RECURSOS FINANCEIROS
INSUFICIENTES
A
limitação dos recursos financeiros, cada vez mais escassos, tem transformado as
programações em um processo eminentemente administrativo, que acabam sendo
realizadas em função dos recursos financeiros disponíveis e não das reais
necessidades da população.
Além
da insuficiência no tocante à disponibilidade financeira, a irregularidade do
seu aporte compromete sobremaneira a eficiência da execução da programação.
ETAPAS
ETAPA I – DEFINIR A
EQUIPE DE TRABALHO
ARTICULAR A FORMAÇÃO DE
GRUPO DE TRABALHO:
Envolver
os diversos setores/responsáveis da rede de saúde que tenham interface com a
Assistência Farmacêutica e, mais especificamente, com a decisão de consumo de
medicamentos, de maneira a agregar valor ao processo.

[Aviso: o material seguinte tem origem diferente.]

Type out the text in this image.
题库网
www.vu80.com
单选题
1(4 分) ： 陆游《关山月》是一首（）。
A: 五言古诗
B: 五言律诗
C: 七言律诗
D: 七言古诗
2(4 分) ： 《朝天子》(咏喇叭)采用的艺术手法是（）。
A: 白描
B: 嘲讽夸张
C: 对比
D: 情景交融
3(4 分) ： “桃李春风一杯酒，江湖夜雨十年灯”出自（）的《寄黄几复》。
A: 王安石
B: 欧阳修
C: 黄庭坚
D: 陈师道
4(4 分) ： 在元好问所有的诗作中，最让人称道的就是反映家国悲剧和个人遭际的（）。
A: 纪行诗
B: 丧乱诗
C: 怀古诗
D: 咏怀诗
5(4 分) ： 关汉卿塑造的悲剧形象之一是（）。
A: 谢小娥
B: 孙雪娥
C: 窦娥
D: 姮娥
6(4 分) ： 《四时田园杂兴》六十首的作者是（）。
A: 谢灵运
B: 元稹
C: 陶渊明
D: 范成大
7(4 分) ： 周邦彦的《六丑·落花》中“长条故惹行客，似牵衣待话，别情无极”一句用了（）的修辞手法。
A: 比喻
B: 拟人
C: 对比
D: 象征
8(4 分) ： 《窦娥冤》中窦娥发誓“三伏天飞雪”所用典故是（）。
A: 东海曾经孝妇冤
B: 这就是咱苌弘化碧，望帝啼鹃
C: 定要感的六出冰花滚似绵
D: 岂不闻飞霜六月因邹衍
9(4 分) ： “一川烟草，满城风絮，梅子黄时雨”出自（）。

Como exemplo, podemos
citar os gerentes dos Programas Estratégicos; setor de Epidemiologia, Regionais
de Saúde, gerentes das Unidades de Saúde Ambulatoriais e Hospitalares etc.
ETAPA II – ESTABELECER
NORMAS E PROCEDIMENTOS
DEFINIR:
v Metodologia de trabalho
v Atribuições, responsabilidades e
prazos
v Instrumentos apropriados (planilhas,
formulários, instrumentos de avaliação)
v Periodicidade e métodos
ETAPA III – LEVANTAR
DADOS E INFORMAÇÕES NECESSÁRIAS AO PROCESSO
Essa
etapa depende do método a empregar, e pode envolver, dentre as informações
necessárias, as seguintes:
v Características demográficas da
população para a qual se programa
v Perfil epidemiológico
(morbi-mortalidade), para que se possa conhecer a incidência e prevalência das
doenças que acomentem a população
v Consumo histórico de cada produto
v Demanda real (atendida, não atendida)
v Oferta e demanda por serviços de saúde
v Estoque existente (inventário)
v Cobertura assistencial por nível de
atenção à saúde
v Infraestrutura da equipe de
Assistência Farmacêutica (área física, equipamentos, materiais e recursos
humanos)
v Protocolos terapêuticos existentes
v Custo unitário aproximado de cada
tratamento
v Disponibilidade orçamentária e
financeira
ETAPA IV – ELABORAR
PROGRAMAÇÃO
v Listar os medicamentos necessários de
acordo com a seleção já estabelecida
v Quantificar os medicamentos em função
da necessidade real
v Detalhar as especificações para a
compra
v Calcular o custo da programação
v Definir o cronograma de aquisição e
recebimento dos produtos e as modalidades a serem utilizadas
v Compatibilizar as necessidades locais
considerando os limites financeiros previstos para efetuar a aquisição e as
prioridades definidas pela política de saúde local
ETAPA V – ACOMPANHAR E
AVALIAR
v Definir mecanismos de controle para
acompanhamento e intervenções necessárias
CONTROLE
TÉCNICO-OPERATIVO
INPUT *
v Seleção de medicamentos
v Dados de consumo e demanda
v Dados de morbi- mortalidade
PROCESSO
v Avaliação dos dados epidemiológicos
v Análise de necessidade
v Compatibilização dos dados de consumo
X morbi- mortalidade
PRODUTO
v Lista estimativa de necessidades
v Oferta de serviço
v Posição dos estoques e preços
AVALIAÇÃO
v Consumo X Necessidade
v Necessidade X recursos
v Programado X adquirido
v Programado X consumido
v Custos da programação
Fonte:
adaptado da Opas (1990).
*Input
– todos os aportes necessários à execução de determinado processo de trabalho –
insumos, estrutura, informações etc.